Nantes

Industrie

Interview Armor : « La diversification par le savoir-faire »

Entretien avec Hubert de Boisredon, PDG d'Armor

Propos recueillis par la rédaction - 09 septembre 2016

Presque centenaire sur le marché de l'encre, Armor se diversifie aujourd'hui sur le marché des objets connectés. Comment passe-t-on du monde de l'impression à celui de l'high tech ? Réponse d'Hubert de Boisredon, PDG de cette ETI nantaise de 1.850 salariés.

Le Journal des Entreprises
Le Journal des Entreprises — Photo : Le Journal des Entreprises

Le Journal des Entreprises : Après des films pour batteries et pour panneaux solaires, Armor s’apprête à fabriquer des films pour les objets connectés. Comment passe-t-on des marchés de l’imprimerie et de l’impression à ceux des nouvelles technologies ?

Hubert de Boisredon : Nous lançons une activité de fabrication de films ultra-minces intelligents dédiés notamment au développement des objets connectés. Alors comment passe-t-on de la fabrication des consommables d’impression traditionnels (cartouches d’encre, cartouches laser pour l’entreprise, rubans de transfert thermique pour imprimer les étiquettes code-barres) à des films intelligents pour les objets connectés ? C’est à partir de notre savoir-faire.

Quel est ce savoir-faire ?

HdB : Née en 1922, Armor est spécialisée dans la formulation d’encres. Dans les années 1980, l’entreprise a ajouté un autre savoir-faire, l’enduction de couches minces sur films ultra-minces. On imprime à peu près 0,1 à 0,5 gramme d’encre par mètre carré sur des films de 4 microns, c’est-à-dire un vingtième de cheveu. On a découvert petit à petit que ce savoir-faire est adapté à l’évolution des besoins de l’industrie, notamment des objets connectés et de toutes les applications qui demandent d’aller vers l’ultra mince. Ce sont des formulations de produits que l’on peut tapisser sur du film et qui peuvent servir à imprimer, mais aussi à connecter ou à transformer de la lumière en énergie, dans le cas des films photovoltaïques, l’une de nos diversifications en cours. Ils peuvent aussi permettre d’isoler une batterie électrique pour améliorer sa performance.
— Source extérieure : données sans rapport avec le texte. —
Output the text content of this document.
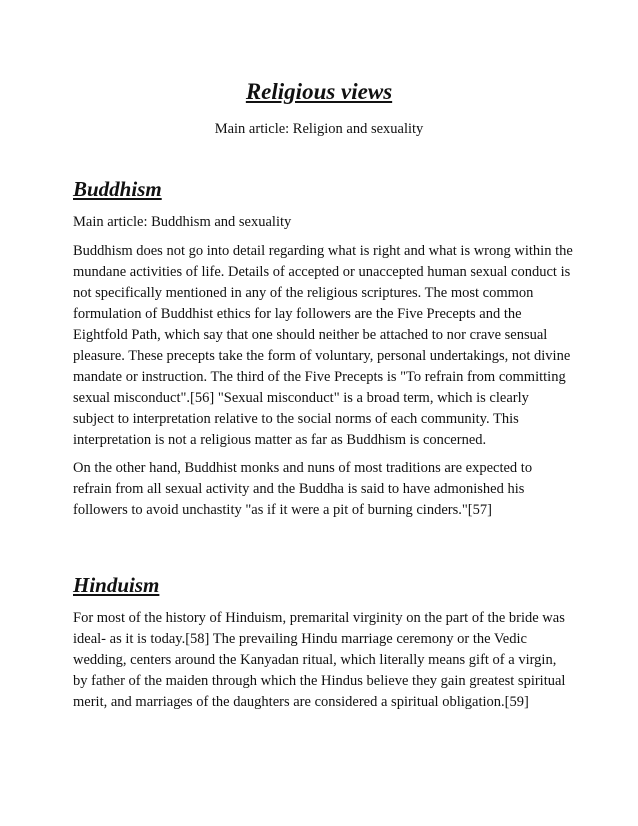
Religious views

Main article: Religion and sexuality

Buddhism

Main article: Buddhism and sexuality

Buddhism does not go into detail regarding what is right and what is wrong within the mundane activities of life. Details of accepted or unaccepted human sexual conduct is not specifically mentioned in any of the religious scriptures. The most common formulation of Buddhist ethics for lay followers are the Five Precepts and the Eightfold Path, which say that one should neither be attached to nor crave sensual pleasure. These precepts take the form of voluntary, personal undertakings, not divine mandate or instruction. The third of the Five Precepts is "To refrain from committing sexual misconduct".[56] "Sexual misconduct" is a broad term, which is clearly subject to interpretation relative to the social norms of each community. This interpretation is not a religious matter as far as Buddhism is concerned.

On the other hand, Buddhist monks and nuns of most traditions are expected to refrain from all sexual activity and the Buddha is said to have admonished his followers to avoid unchastity "as if it were a pit of burning cinders."[57]

Hinduism

For most of the history of Hinduism, premarital virginity on the part of the bride was ideal- as it is today.[58] The prevailing Hindu marriage ceremony or the Vedic wedding, centers around the Kanyadan ritual, which literally means gift of a virgin, by father of the maiden through which the Hindus believe they gain greatest spiritual merit, and marriages of the daughters are considered a spiritual obligation.[59]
C’est ce qu’on fait également.

À quoi ces films vont-ils servir ?

HdB : Prenons l’exemple du bracelet connecté qui prend des informations du corps ou de l’extérieur pour les transmettre. Les films ultra-minces que nous allons faire vont permettre une adhésion parfaite à la peau pour transmettre des informations sensorielles. On peut imaginer des applications incroyables pour la santé. On peut imaginer qu’un aveugle en le programmant auparavant sera informé de son chemin parce qu’il y aura une connexion entre la carte GPS et son poignet.

Quelles perspectives ces activités ouvrent-elle pour Armor ?
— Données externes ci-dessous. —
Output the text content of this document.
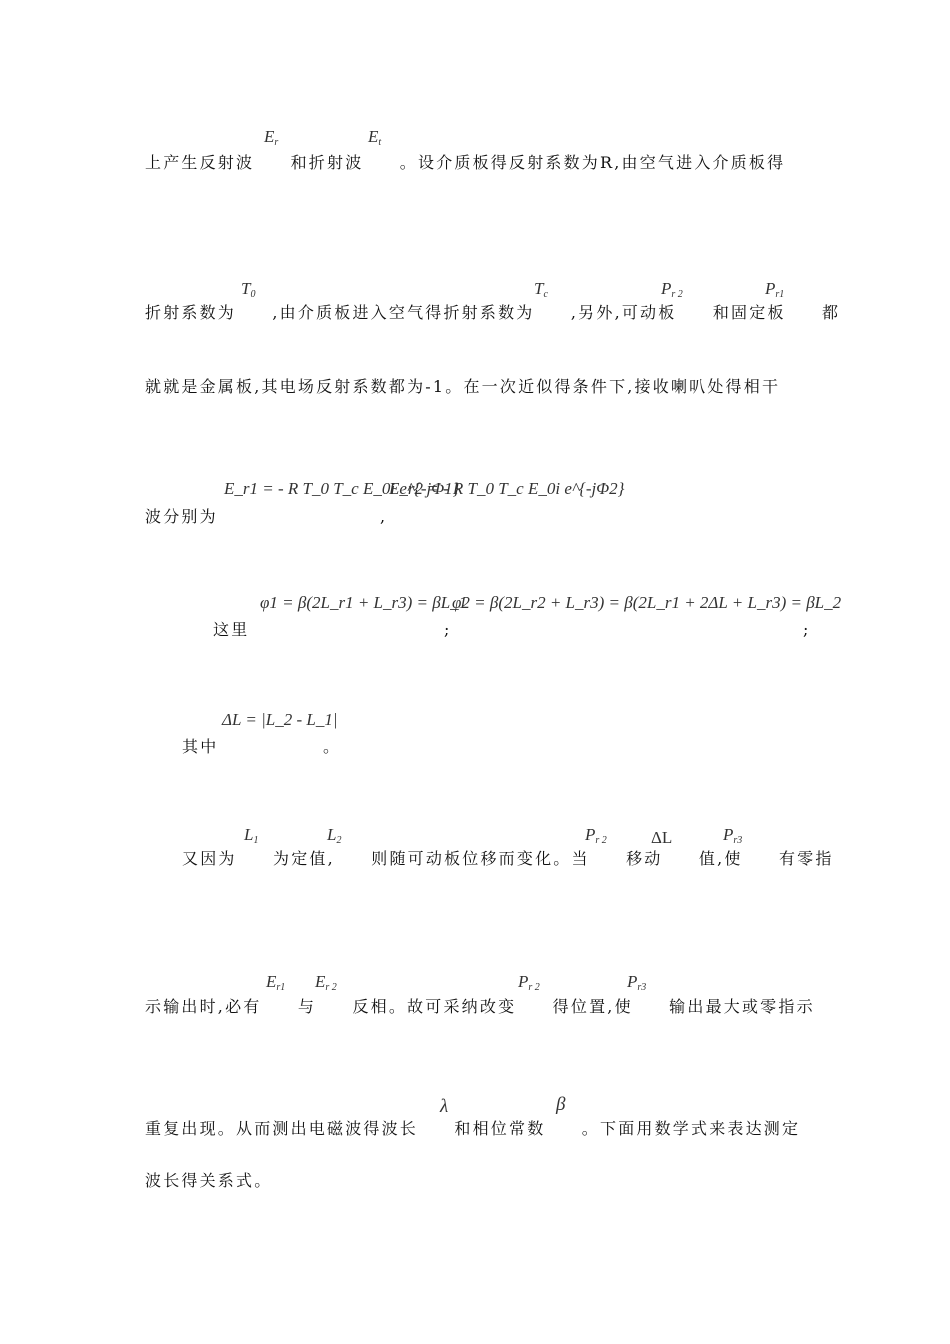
$E_r$	$E_t$
上产生反射波　　和折射波　　。设介质板得反射系数为R,由空气进入介质板得
$T_0$	$T_c$	$P_{r 2}$	$P_{r1}$
折射系数为　　,由介质板进入空气得折射系数为　　,另外,可动板　　和固定板　　都
就就是金属板,其电场反射系数都为-1。在一次近似得条件下,接收喇叭处得相干
E_r1 = - R T_0 T_c E_0i e^{-jΦ1}
E_r2 = - R T_0 T_c E_0i e^{-jΦ2}
波分别为	,
φ1 = β(2L_r1 + L_r3) = βL_1
φ2 = β(2L_r2 + L_r3) = β(2L_r1 + 2ΔL + L_r3) = βL_2
这里	;	;
ΔL = |L_2 - L_1|
其中	。
$L_1$	$L_2$	$P_{r 2}$	ΔL	$P_{r3}$
又因为　　为定值,　　则随可动板位移而变化。当　　移动　　值,使　　有零指
$E_{r1}$ $E_{r 2}$	$P_{r 2}$	$P_{r3}$
示输出时,必有　　与　　反相。故可采纳改变　　得位置,使　　输出最大或零指示
λ	β
重复出现。从而测出电磁波得波长　　和相位常数　　。下面用数学式来表达测定
波长得关系式。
HdB : Nos activités historiques ne seront pas minoritaires parce qu’on continue d’avoir une croissance de 8 % par an. Nous surfons sur un marché en croissance et cette diversification va nous permettre d’ajouter de la croissance à la croissance.

Armor réalise 240 millions d’euros de chiffre d’affaires. Combien demain avec cette diversification ?

HdB : On souhaite progresser, aller plus loin. On espère maintenir une croissance annuelle comprise entre 5 et 10 %.

Comment naît cette innovation ? Uniquement en s’appuyant sur les salariés de l’entreprise ou en ayant recours à des apports extérieurs ?

HdB : Cette innovation émane d’une combinaison de facteurs. D’abord nous avons à peu près cent personnes en R & D. Il y a une très forte émulation interne et de la veille qui nous permet de détecter les évolutions du métier et en quoi nos savoir-faire peuvent répondre à des besoins non couverts ou sur lesquels on pourrait être meilleur que d’autres. Après ce sont les rencontres par des salons, par des partenaires qui cherchent des industriels pour réaliser une partie de leurs innovations.

L’industrie a donc toujours un avenir en France ?

HdB : Absolument et Armor en est une des démonstrations. Nous avons 700 personnes à Nantes, avec un site de 450 personnes à La Chevrolière et toutes ces innovations, que cela soit les films pour batterie, les films photovoltaïques ou pour les objets connectés, seront produites dans la région nantaise. Nous prévoyons des embauches spécifiques. Nous avons déjà recruté une trentaine de salariés pour ces diversifications. Dans cinq à sept ans, nous pensons que ces activités rassembleront une centaine de personnes.